13 Jun '12
Oleg Kouzbit, Online News Managing Editor
Scientists of Saratov State University have developed a new nanofiber product that they claim is “unmatched” elsewhere in the world. Their nanomembrane is believed to be a forerunner to the future art of human organ growing, and having superb air and vapor permeability could make it a material of choice in a range of sectors including pharma, energy, construction, filter manufacturing and some others. The university’s spin-off company, Rusmarko, says it’s ready to commercialize the invention in Moscow.
The Saratov State University (SSU) research team is working on what experts believe to be a universal material applicable to a broad variety of purposes. Its largest application is probably medicine. Due to its exceptional properties the new nanofiber might become a state-of-the-art healer of skin injuries. It is also expected to find its way into organ and tissue transplantation clinics as the developers feel their discovery is a hopeful first step towards growing body organs.
Other possible applications include construction, energy, tobacco making as well as production of personal protection gear requiring advanced filters. More uses are envisioned because the nanomembranes may be flexible in design and therefore create demand for nanofiber-based innovation products in others sectors.
The Saratov research group has a business partner, Moscow-based innovative company Rusmarko, which says it undertakes to commercialize the invention and has already “secured orders” for nanofiber-based analytic filters to be used in nuclear reactors and at industrial facilities with high concentrations of dust and gas. The effort is backed by the Moscow government, the partners say. Any timeframes for launching full-scale production and sales have yet to be announced.
The developer
Established by Emperor Nicholas II’s decree in 1909, Saratov State University now has 28 departments that train a student body of over 28,000 in more than 90 majors.

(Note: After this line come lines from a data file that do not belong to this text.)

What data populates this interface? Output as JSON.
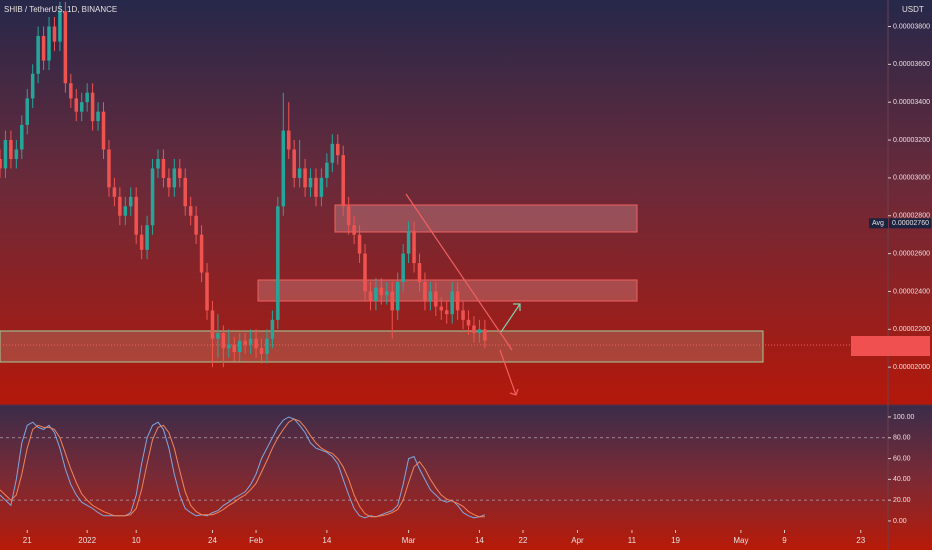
{
  "header": {
    "title": "SHIB / TetherUS, 1D, BINANCE",
    "currency": "USDT"
  },
  "chart_data": [
    {
      "type": "candlestick",
      "x": [
        -5,
        -4,
        -3,
        -2,
        -1,
        0,
        1,
        2,
        3,
        4,
        5,
        6,
        7,
        8,
        9,
        10,
        11,
        12,
        13,
        14,
        15,
        16,
        17,
        18,
        19,
        20,
        21,
        22,
        23,
        24,
        25,
        26,
        27,
        28,
        29,
        30,
        31,
        32,
        33,
        34,
        35,
        36,
        37,
        38,
        39,
        40,
        41,
        42,
        43,
        44,
        45,
        46,
        47,
        48,
        49,
        50,
        51,
        52,
        53,
        54,
        55,
        56,
        57,
        58,
        59,
        60,
        61,
        62,
        63,
        64,
        65,
        66,
        67,
        68,
        69,
        70,
        71,
        72,
        73,
        74,
        75,
        76,
        77,
        78,
        79,
        80,
        81,
        82,
        83,
        84
      ],
      "open": [
        3.1e-05,
        3.05e-05,
        3.2e-05,
        3.1e-05,
        3.15e-05,
        3.28e-05,
        3.42e-05,
        3.55e-05,
        3.75e-05,
        3.62e-05,
        3.8e-05,
        3.72e-05,
        3.88e-05,
        3.5e-05,
        3.42e-05,
        3.35e-05,
        3.4e-05,
        3.45e-05,
        3.3e-05,
        3.35e-05,
        3.15e-05,
        2.95e-05,
        2.9e-05,
        2.8e-05,
        2.85e-05,
        2.9e-05,
        2.7e-05,
        2.62e-05,
        2.75e-05,
        3.05e-05,
        3.1e-05,
        3e-05,
        2.95e-05,
        3.05e-05,
        3e-05,
        2.85e-05,
        2.8e-05,
        2.7e-05,
        2.5e-05,
        2.3e-05,
        2.15e-05,
        2.18e-05,
        2.1e-05,
        2.12e-05,
        2.08e-05,
        2.14e-05,
        2.12e-05,
        2.15e-05,
        2.1e-05,
        2.07e-05,
        2.15e-05,
        2.25e-05,
        2.85e-05,
        3.25e-05,
        3.15e-05,
        3e-05,
        3.05e-05,
        2.95e-05,
        3e-05,
        2.9e-05,
        3e-05,
        3.08e-05,
        3.18e-05,
        3.12e-05,
        2.85e-05,
        2.75e-05,
        2.7e-05,
        2.6e-05,
        2.4e-05,
        2.35e-05,
        2.42e-05,
        2.38e-05,
        2.4e-05,
        2.3e-05,
        2.45e-05,
        2.6e-05,
        2.72e-05,
        2.55e-05,
        2.45e-05,
        2.35e-05,
        2.4e-05,
        2.32e-05,
        2.3e-05,
        2.28e-05,
        2.4e-05,
        2.3e-05,
        2.25e-05,
        2.22e-05,
        2.18e-05,
        2.2e-05
      ],
      "high": [
        3.15e-05,
        3.25e-05,
        3.25e-05,
        3.2e-05,
        3.33e-05,
        3.47e-05,
        3.6e-05,
        3.8e-05,
        3.8e-05,
        3.85e-05,
        3.85e-05,
        3.93e-05,
        3.93e-05,
        3.55e-05,
        3.47e-05,
        3.45e-05,
        3.5e-05,
        3.5e-05,
        3.4e-05,
        3.4e-05,
        3.2e-05,
        3e-05,
        2.95e-05,
        2.9e-05,
        2.95e-05,
        2.95e-05,
        2.75e-05,
        2.8e-05,
        3.1e-05,
        3.15e-05,
        3.15e-05,
        3.05e-05,
        3.1e-05,
        3.1e-05,
        3.05e-05,
        2.9e-05,
        2.85e-05,
        2.75e-05,
        2.55e-05,
        2.35e-05,
        2.28e-05,
        2.22e-05,
        2.2e-05,
        2.16e-05,
        2.18e-05,
        2.18e-05,
        2.2e-05,
        2.2e-05,
        2.15e-05,
        2.2e-05,
        2.3e-05,
        2.9e-05,
        3.45e-05,
        3.4e-05,
        3.2e-05,
        3.2e-05,
        3.1e-05,
        3.05e-05,
        3.05e-05,
        3.05e-05,
        3.13e-05,
        3.23e-05,
        3.23e-05,
        3.17e-05,
        2.9e-05,
        2.8e-05,
        2.75e-05,
        2.65e-05,
        2.45e-05,
        2.47e-05,
        2.47e-05,
        2.45e-05,
        2.45e-05,
        2.5e-05,
        2.65e-05,
        2.77e-05,
        2.77e-05,
        2.6e-05,
        2.5e-05,
        2.45e-05,
        2.45e-05,
        2.37e-05,
        2.35e-05,
        2.45e-05,
        2.45e-05,
        2.35e-05,
        2.3e-05,
        2.27e-05,
        2.25e-05,
        2.25e-05
      ],
      "low": [
        3e-05,
        3e-05,
        3.05e-05,
        3.05e-05,
        3.1e-05,
        3.23e-05,
        3.37e-05,
        3.5e-05,
        3.57e-05,
        3.57e-05,
        3.67e-05,
        3.67e-05,
        3.45e-05,
        3.37e-05,
        3.3e-05,
        3.3e-05,
        3.35e-05,
        3.25e-05,
        3.25e-05,
        3.1e-05,
        2.9e-05,
        2.85e-05,
        2.75e-05,
        2.75e-05,
        2.8e-05,
        2.65e-05,
        2.57e-05,
        2.57e-05,
        2.7e-05,
        3e-05,
        2.95e-05,
        2.9e-05,
        2.9e-05,
        2.95e-05,
        2.8e-05,
        2.75e-05,
        2.65e-05,
        2.45e-05,
        2.25e-05,
        2e-05,
        2.05e-05,
        2e-05,
        2.05e-05,
        2.03e-05,
        2.03e-05,
        2.07e-05,
        2.07e-05,
        2.05e-05,
        2.02e-05,
        2.02e-05,
        2.1e-05,
        2.2e-05,
        2.8e-05,
        3.1e-05,
        2.95e-05,
        2.95e-05,
        2.9e-05,
        2.9e-05,
        2.85e-05,
        2.85e-05,
        2.95e-05,
        3.03e-05,
        3.07e-05,
        2.8e-05,
        2.7e-05,
        2.65e-05,
        2.55e-05,
        2.35e-05,
        2.3e-05,
        2.3e-05,
        2.33e-05,
        2.33e-05,
        2.15e-05,
        2.25e-05,
        2.4e-05,
        2.55e-05,
        2.5e-05,
        2.4e-05,
        2.3e-05,
        2.3e-05,
        2.27e-05,
        2.25e-05,
        2.23e-05,
        2.23e-05,
        2.25e-05,
        2.2e-05,
        2.17e-05,
        2.13e-05,
        2.13e-05,
        2.1e-05
      ],
      "close": [
        3.05e-05,
        3.2e-05,
        3.1e-05,
        3.15e-05,
        3.28e-05,
        3.42e-05,
        3.55e-05,
        3.75e-05,
        3.62e-05,
        3.8e-05,
        3.72e-05,
        3.88e-05,
        3.5e-05,
        3.42e-05,
        3.35e-05,
        3.4e-05,
        3.45e-05,
        3.3e-05,
        3.35e-05,
        3.15e-05,
        2.95e-05,
        2.9e-05,
        2.8e-05,
        2.85e-05,
        2.9e-05,
        2.7e-05,
        2.62e-05,
        2.75e-05,
        3.05e-05,
        3.1e-05,
        3e-05,
        2.95e-05,
        3.05e-05,
        3e-05,
        2.85e-05,
        2.8e-05,
        2.7e-05,
        2.5e-05,
        2.3e-05,
        2.15e-05,
        2.18e-05,
        2.1e-05,
        2.12e-05,
        2.08e-05,
        2.14e-05,
        2.12e-05,
        2.15e-05,
        2.1e-05,
        2.07e-05,
        2.15e-05,
        2.25e-05,
        2.85e-05,
        3.25e-05,
        3.15e-05,
        3e-05,
        3.05e-05,
        2.95e-05,
        3e-05,
        2.9e-05,
        3e-05,
        3.08e-05,
        3.18e-05,
        3.12e-05,
        2.85e-05,
        2.75e-05,
        2.7e-05,
        2.6e-05,
        2.4e-05,
        2.35e-05,
        2.42e-05,
        2.38e-05,
        2.4e-05,
        2.3e-05,
        2.45e-05,
        2.6e-05,
        2.72e-05,
        2.55e-05,
        2.45e-05,
        2.35e-05,
        2.4e-05,
        2.32e-05,
        2.3e-05,
        2.28e-05,
        2.4e-05,
        2.3e-05,
        2.25e-05,
        2.22e-05,
        2.18e-05,
        2.2e-05,
        2.14e-05
      ],
      "up_color": "#26a69a",
      "down_color": "#ef5350",
      "xlim": [
        -5,
        158
      ],
      "ylim": [
        1.8e-05,
        3.94e-05
      ],
      "yticks": [
        {
          "value": 2e-05,
          "label": "0.00002000"
        },
        {
          "value": 2.2e-05,
          "label": "0.00002200"
        },
        {
          "value": 2.4e-05,
          "label": "0.00002400"
        },
        {
          "value": 2.6e-05,
          "label": "0.00002600"
        },
        {
          "value": 2.8e-05,
          "label": "0.00002800"
        },
        {
          "value": 3e-05,
          "label": "0.00003000"
        },
        {
          "value": 3.2e-05,
          "label": "0.00003200"
        },
        {
          "value": 3.4e-05,
          "label": "0.00003400"
        },
        {
          "value": 3.6e-05,
          "label": "0.00003600"
        },
        {
          "value": 3.8e-05,
          "label": "0.00003800"
        }
      ],
      "avg": {
        "name": "Avg",
        "value": 2.76e-05,
        "label": "0.00002760"
      }
    },
    {
      "type": "line",
      "x": [
        -5,
        -4,
        -3,
        -2,
        -1,
        0,
        1,
        2,
        3,
        4,
        5,
        6,
        7,
        8,
        9,
        10,
        11,
        12,
        13,
        14,
        15,
        16,
        17,
        18,
        19,
        20,
        21,
        22,
        23,
        24,
        25,
        26,
        27,
        28,
        29,
        30,
        31,
        32,
        33,
        34,
        35,
        36,
        37,
        38,
        39,
        40,
        41,
        42,
        43,
        44,
        45,
        46,
        47,
        48,
        49,
        50,
        51,
        52,
        53,
        54,
        55,
        56,
        57,
        58,
        59,
        60,
        61,
        62,
        63,
        64,
        65,
        66,
        67,
        68,
        69,
        70,
        71,
        72,
        73,
        74,
        75,
        76,
        77,
        78,
        79,
        80,
        81,
        82,
        83,
        84
      ],
      "series": [
        {
          "color": "#7fa7e0",
          "values": [
            25,
            20,
            15,
            40,
            75,
            92,
            95,
            90,
            88,
            92,
            85,
            70,
            50,
            35,
            25,
            18,
            15,
            12,
            8,
            5,
            5,
            5,
            5,
            5,
            8,
            25,
            55,
            80,
            92,
            95,
            88,
            70,
            45,
            25,
            12,
            8,
            5,
            6,
            5,
            8,
            10,
            15,
            18,
            22,
            25,
            28,
            35,
            45,
            60,
            70,
            80,
            90,
            97,
            100,
            98,
            92,
            85,
            75,
            70,
            68,
            66,
            62,
            55,
            40,
            25,
            12,
            5,
            3,
            5,
            4,
            6,
            8,
            10,
            15,
            35,
            60,
            62,
            50,
            40,
            30,
            25,
            20,
            18,
            20,
            15,
            8,
            5,
            3,
            4,
            6
          ]
        },
        {
          "color": "#f0845a",
          "values": [
            30,
            25,
            20,
            25,
            45,
            70,
            88,
            92,
            90,
            90,
            88,
            80,
            65,
            50,
            37,
            26,
            20,
            15,
            12,
            9,
            7,
            5,
            5,
            5,
            6,
            12,
            30,
            55,
            78,
            90,
            92,
            85,
            70,
            48,
            28,
            15,
            9,
            6,
            6,
            6,
            8,
            11,
            15,
            18,
            22,
            25,
            30,
            36,
            47,
            58,
            70,
            80,
            88,
            95,
            98,
            96,
            90,
            82,
            75,
            70,
            67,
            65,
            60,
            52,
            40,
            25,
            14,
            7,
            4,
            4,
            5,
            6,
            8,
            11,
            20,
            37,
            52,
            57,
            50,
            40,
            32,
            25,
            21,
            19,
            17,
            14,
            9,
            6,
            4,
            4
          ]
        }
      ],
      "bands": [
        80,
        20
      ],
      "xlim": [
        -5,
        158
      ],
      "ylim": [
        -8.7,
        111.5
      ],
      "yticks": [
        {
          "value": 0,
          "label": "0.00"
        },
        {
          "value": 20,
          "label": "20.00"
        },
        {
          "value": 40,
          "label": "40.00"
        },
        {
          "value": 60,
          "label": "60.00"
        },
        {
          "value": 80,
          "label": "80.00"
        },
        {
          "value": 100,
          "label": "100.00"
        }
      ],
      "xticks": [
        {
          "value": 0,
          "label": "21"
        },
        {
          "value": 11,
          "label": "2022"
        },
        {
          "value": 20,
          "label": "10"
        },
        {
          "value": 34,
          "label": "24"
        },
        {
          "value": 42,
          "label": "Feb"
        },
        {
          "value": 55,
          "label": "14"
        },
        {
          "value": 70,
          "label": "Mar"
        },
        {
          "value": 83,
          "label": "14"
        },
        {
          "value": 91,
          "label": "22"
        },
        {
          "value": 101,
          "label": "Apr"
        },
        {
          "value": 111,
          "label": "11"
        },
        {
          "value": 119,
          "label": "19"
        },
        {
          "value": 131,
          "label": "May"
        },
        {
          "value": 139,
          "label": "9"
        },
        {
          "value": 153,
          "label": "23"
        }
      ]
    }
  ]
}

The university actively engages in innovation and runs four research institutes that focus on physics, chemistry, geology, and nonlinear systems.

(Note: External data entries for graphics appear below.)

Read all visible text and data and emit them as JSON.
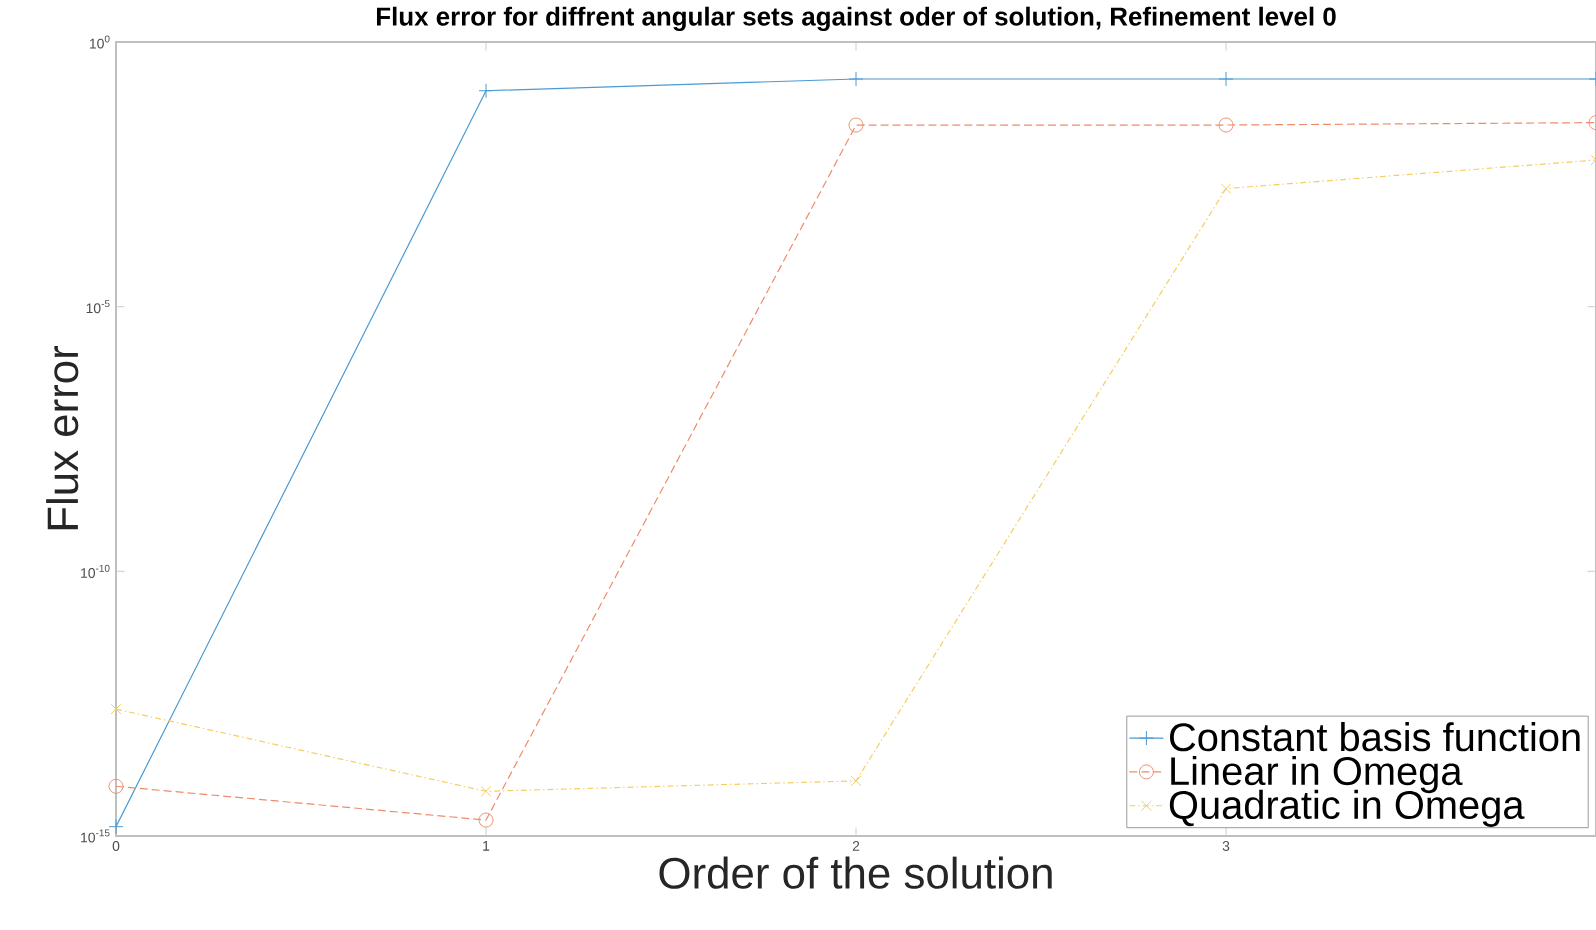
{
  "chart_data": {
    "type": "line",
    "title": "Flux error for diffrent angular sets against oder of solution, Refinement level 0",
    "xlabel": "Order of the solution",
    "ylabel": "Flux error",
    "x": [
      0,
      1,
      2,
      3,
      4
    ],
    "series": [
      {
        "name": "Constant basis function",
        "color": "#4a9ad4",
        "marker": "plus",
        "line_style": "solid",
        "values": [
          1.5e-15,
          0.12,
          0.2,
          0.2,
          0.2
        ]
      },
      {
        "name": "Linear in Omega",
        "color": "#ee8c6a",
        "marker": "circle",
        "line_style": "dashed",
        "values": [
          8.7e-15,
          2e-15,
          0.027,
          0.027,
          0.03
        ]
      },
      {
        "name": "Quadratic in Omega",
        "color": "#f5cd60",
        "marker": "cross",
        "line_style": "dotted",
        "values": [
          2.5e-13,
          7e-15,
          1.1e-14,
          0.0017,
          0.0059
        ]
      }
    ],
    "log": "y",
    "grid": false,
    "legend": "bottom right",
    "xlim": [
      0,
      4
    ],
    "xticks": [
      0,
      1,
      2,
      3
    ],
    "ylim": [
      1e-15,
      1
    ],
    "yticks": [
      {
        "value": 1e-15,
        "label": "10$^{-15}$"
      },
      {
        "value": 1e-10,
        "label": "10$^{-10}$"
      },
      {
        "value": 1e-05,
        "label": "10$^{-5}$"
      },
      {
        "value": 1,
        "label": "10$^{0}$"
      }
    ]
  }
}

Its partner in the nanomembrane project, Rusmarko, is an innovative start-up spun off from SSU two years ago and now headquartered in the Strogino techno-park, Moscow. The company was set up with the sole focus on promoting the nanofiber technology and developing production of biopolymer-based membranes for a variety of sectors.
Conceiving a “new economic sector”
Dmitry Perminov, Rusmarko director for development, is positive about the future of the Saratov innovation and in an exchange with the media went so far as to say, “Russia will see the creation of a new economic sector” driven by the sophisticated nanofiber.

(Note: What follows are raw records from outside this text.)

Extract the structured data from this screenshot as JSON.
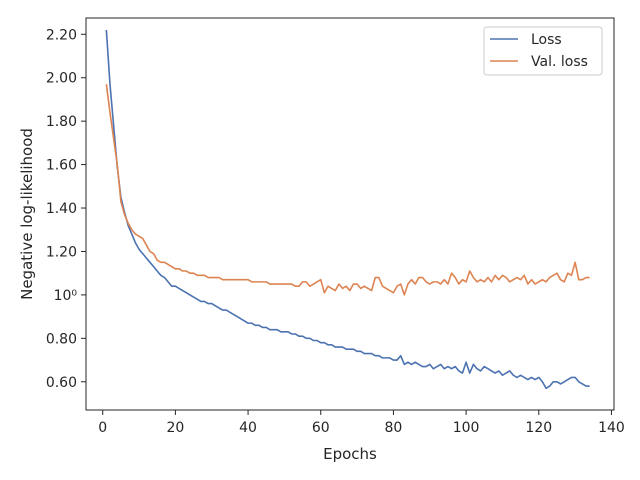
{
  "chart_data": {
    "type": "line",
    "xlabel": "Epochs",
    "ylabel": "Negative log-likelihood",
    "xlim": [
      -4.6,
      140.7
    ],
    "ylim": [
      0.47,
      2.275
    ],
    "xticks": [
      0,
      20,
      40,
      60,
      80,
      100,
      120,
      140
    ],
    "xtick_labels": [
      "0",
      "20",
      "40",
      "60",
      "80",
      "100",
      "120",
      "140"
    ],
    "yticks": [
      0.6,
      0.8,
      1.0,
      1.2,
      1.4,
      1.6,
      1.8,
      2.0,
      2.2
    ],
    "ytick_labels": [
      "0.60",
      "0.80",
      "10⁰",
      "1.20",
      "1.40",
      "1.60",
      "1.80",
      "2.00",
      "2.20"
    ],
    "grid": false,
    "legend_position": "top-right",
    "series": [
      {
        "name": "Loss",
        "color": "#4c72b0",
        "x": [
          1,
          2,
          3,
          4,
          5,
          6,
          7,
          8,
          9,
          10,
          11,
          12,
          13,
          14,
          15,
          16,
          17,
          18,
          19,
          20,
          21,
          22,
          23,
          24,
          25,
          26,
          27,
          28,
          29,
          30,
          31,
          32,
          33,
          34,
          35,
          36,
          37,
          38,
          39,
          40,
          41,
          42,
          43,
          44,
          45,
          46,
          47,
          48,
          49,
          50,
          51,
          52,
          53,
          54,
          55,
          56,
          57,
          58,
          59,
          60,
          61,
          62,
          63,
          64,
          65,
          66,
          67,
          68,
          69,
          70,
          71,
          72,
          73,
          74,
          75,
          76,
          77,
          78,
          79,
          80,
          81,
          82,
          83,
          84,
          85,
          86,
          87,
          88,
          89,
          90,
          91,
          92,
          93,
          94,
          95,
          96,
          97,
          98,
          99,
          100,
          101,
          102,
          103,
          104,
          105,
          106,
          107,
          108,
          109,
          110,
          111,
          112,
          113,
          114,
          115,
          116,
          117,
          118,
          119,
          120,
          121,
          122,
          123,
          124,
          125,
          126,
          127,
          128,
          129,
          130,
          131,
          132,
          133,
          134
        ],
        "y": [
          2.22,
          1.97,
          1.78,
          1.59,
          1.45,
          1.38,
          1.32,
          1.28,
          1.24,
          1.21,
          1.19,
          1.17,
          1.15,
          1.13,
          1.11,
          1.09,
          1.08,
          1.06,
          1.04,
          1.04,
          1.03,
          1.02,
          1.01,
          1.0,
          0.99,
          0.98,
          0.97,
          0.97,
          0.96,
          0.96,
          0.95,
          0.94,
          0.93,
          0.93,
          0.92,
          0.91,
          0.9,
          0.89,
          0.88,
          0.87,
          0.87,
          0.86,
          0.86,
          0.85,
          0.85,
          0.84,
          0.84,
          0.84,
          0.83,
          0.83,
          0.83,
          0.82,
          0.82,
          0.81,
          0.81,
          0.8,
          0.8,
          0.79,
          0.79,
          0.78,
          0.78,
          0.77,
          0.77,
          0.76,
          0.76,
          0.76,
          0.75,
          0.75,
          0.75,
          0.74,
          0.74,
          0.73,
          0.73,
          0.73,
          0.72,
          0.72,
          0.71,
          0.71,
          0.71,
          0.7,
          0.7,
          0.72,
          0.68,
          0.69,
          0.68,
          0.69,
          0.68,
          0.67,
          0.67,
          0.68,
          0.66,
          0.67,
          0.68,
          0.66,
          0.67,
          0.66,
          0.67,
          0.65,
          0.64,
          0.69,
          0.64,
          0.68,
          0.66,
          0.65,
          0.67,
          0.66,
          0.65,
          0.64,
          0.65,
          0.63,
          0.64,
          0.65,
          0.63,
          0.62,
          0.63,
          0.62,
          0.61,
          0.62,
          0.61,
          0.62,
          0.6,
          0.57,
          0.58,
          0.6,
          0.6,
          0.59,
          0.6,
          0.61,
          0.62,
          0.62,
          0.6,
          0.59,
          0.58,
          0.58
        ]
      },
      {
        "name": "Val. loss",
        "color": "#dd8452",
        "x": [
          1,
          2,
          3,
          4,
          5,
          6,
          7,
          8,
          9,
          10,
          11,
          12,
          13,
          14,
          15,
          16,
          17,
          18,
          19,
          20,
          21,
          22,
          23,
          24,
          25,
          26,
          27,
          28,
          29,
          30,
          31,
          32,
          33,
          34,
          35,
          36,
          37,
          38,
          39,
          40,
          41,
          42,
          43,
          44,
          45,
          46,
          47,
          48,
          49,
          50,
          51,
          52,
          53,
          54,
          55,
          56,
          57,
          58,
          59,
          60,
          61,
          62,
          63,
          64,
          65,
          66,
          67,
          68,
          69,
          70,
          71,
          72,
          73,
          74,
          75,
          76,
          77,
          78,
          79,
          80,
          81,
          82,
          83,
          84,
          85,
          86,
          87,
          88,
          89,
          90,
          91,
          92,
          93,
          94,
          95,
          96,
          97,
          98,
          99,
          100,
          101,
          102,
          103,
          104,
          105,
          106,
          107,
          108,
          109,
          110,
          111,
          112,
          113,
          114,
          115,
          116,
          117,
          118,
          119,
          120,
          121,
          122,
          123,
          124,
          125,
          126,
          127,
          128,
          129,
          130,
          131,
          132,
          133,
          134
        ],
        "y": [
          1.97,
          1.84,
          1.72,
          1.6,
          1.43,
          1.37,
          1.33,
          1.3,
          1.28,
          1.27,
          1.26,
          1.23,
          1.2,
          1.19,
          1.16,
          1.15,
          1.15,
          1.14,
          1.13,
          1.12,
          1.12,
          1.11,
          1.11,
          1.1,
          1.1,
          1.09,
          1.09,
          1.09,
          1.08,
          1.08,
          1.08,
          1.08,
          1.07,
          1.07,
          1.07,
          1.07,
          1.07,
          1.07,
          1.07,
          1.07,
          1.06,
          1.06,
          1.06,
          1.06,
          1.06,
          1.05,
          1.05,
          1.05,
          1.05,
          1.05,
          1.05,
          1.05,
          1.04,
          1.04,
          1.06,
          1.06,
          1.04,
          1.05,
          1.06,
          1.07,
          1.01,
          1.04,
          1.03,
          1.02,
          1.05,
          1.03,
          1.04,
          1.02,
          1.05,
          1.05,
          1.03,
          1.04,
          1.03,
          1.02,
          1.08,
          1.08,
          1.04,
          1.03,
          1.02,
          1.01,
          1.04,
          1.05,
          1.0,
          1.05,
          1.07,
          1.05,
          1.08,
          1.08,
          1.06,
          1.05,
          1.06,
          1.06,
          1.05,
          1.07,
          1.05,
          1.1,
          1.08,
          1.05,
          1.07,
          1.06,
          1.11,
          1.08,
          1.06,
          1.07,
          1.06,
          1.08,
          1.06,
          1.09,
          1.07,
          1.09,
          1.08,
          1.06,
          1.07,
          1.08,
          1.07,
          1.09,
          1.05,
          1.07,
          1.05,
          1.06,
          1.07,
          1.06,
          1.08,
          1.09,
          1.1,
          1.07,
          1.06,
          1.1,
          1.09,
          1.15,
          1.07,
          1.07,
          1.08,
          1.08
        ]
      }
    ]
  }
}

Saratov’s nanomembrane, which its developers say is completely unique in its combination of useful properties, was first conceived in scientists’ aspiration to find a way of regenerating the human skin severely damaged by burns or frostbites.
The submicron-sized fiber was ‘born’ from a valuable sea product, chitosan; according to Prof. Nikolai Ostrovsky of SSU, this natural biopolymer was exposed to electricity in a special technique developed in Saratov. Chitosan is a linear polysaccharide derived commercially from the chitin-rich shells of crabs, shrimps and some other crustaceans and already used in bandages and hemostatic agents due to its ability to rapidly clot blood.
Serving an array of purposes
The marriage of chitosan and the Saratov technology has brought about what is believed to be a next gen healing and anti-germ protective material and a superb filter with increased air and vapor permeability.
The new fiber may become a great helper in Russian hospitals and clinics. It is biodegradable, the developers say; one doesn’t have to remove the innovative bandage as tissue proteins simply dissolve it in due course, leaving no scar. Applying it causes no pain, and wound healing is purportedly sped up dramatically.
The Saratov team claims the nanomembrane ensures 99% anti-microbe protection and 100% annihilation of antibiotic-resistant Staphylococcus aureus, a group of bacteria that cause numerous diseases as a result of infection of various tissues of the body and are still a plague of maternity departments in hospitals across Russia and abroad. The project partners are now considering launching production of composite-based linen for hospitals with the new ‘Staph killer.’
The nanomembrane also presumably removes 99.99% of blood clots, leaving the blood components intact.
SSU and its Moscow spin-off say they are working on a brand new nanofiber-based drug candidate that won’t be taken orally but will rather be absorbed into our circulatory system through the skin almost immediately. A dose for this original therapy will be a fraction of what patients have to swallow today, the project partners claim.
Moving to other areas, the developers say their innovation effectively removes impurities from water and cleanses gases of tarry suspensions, dust and other solid impurities. With this a whole new set of opportunities is reportedly opening up in the development and manufacture of next gen breathing masks and other similar protection items that could give a person caught in a fire an extra few precious minutes without inhaling carbon monoxide.
Filter-tipped cigarettes containing an advanced nanofiber filter may be a life-saving solution for heavy smokers unable to quit; the new material is thought to reduce tar content in tobacco fumes by an estimated 28 times. Rusmarko hopes a 30-filter package will cost approximately as much as a typical cigarette pack, which could make it a much less harmful alternative to the so-called ‘e-cigarettes’ now found to be not so innocuous.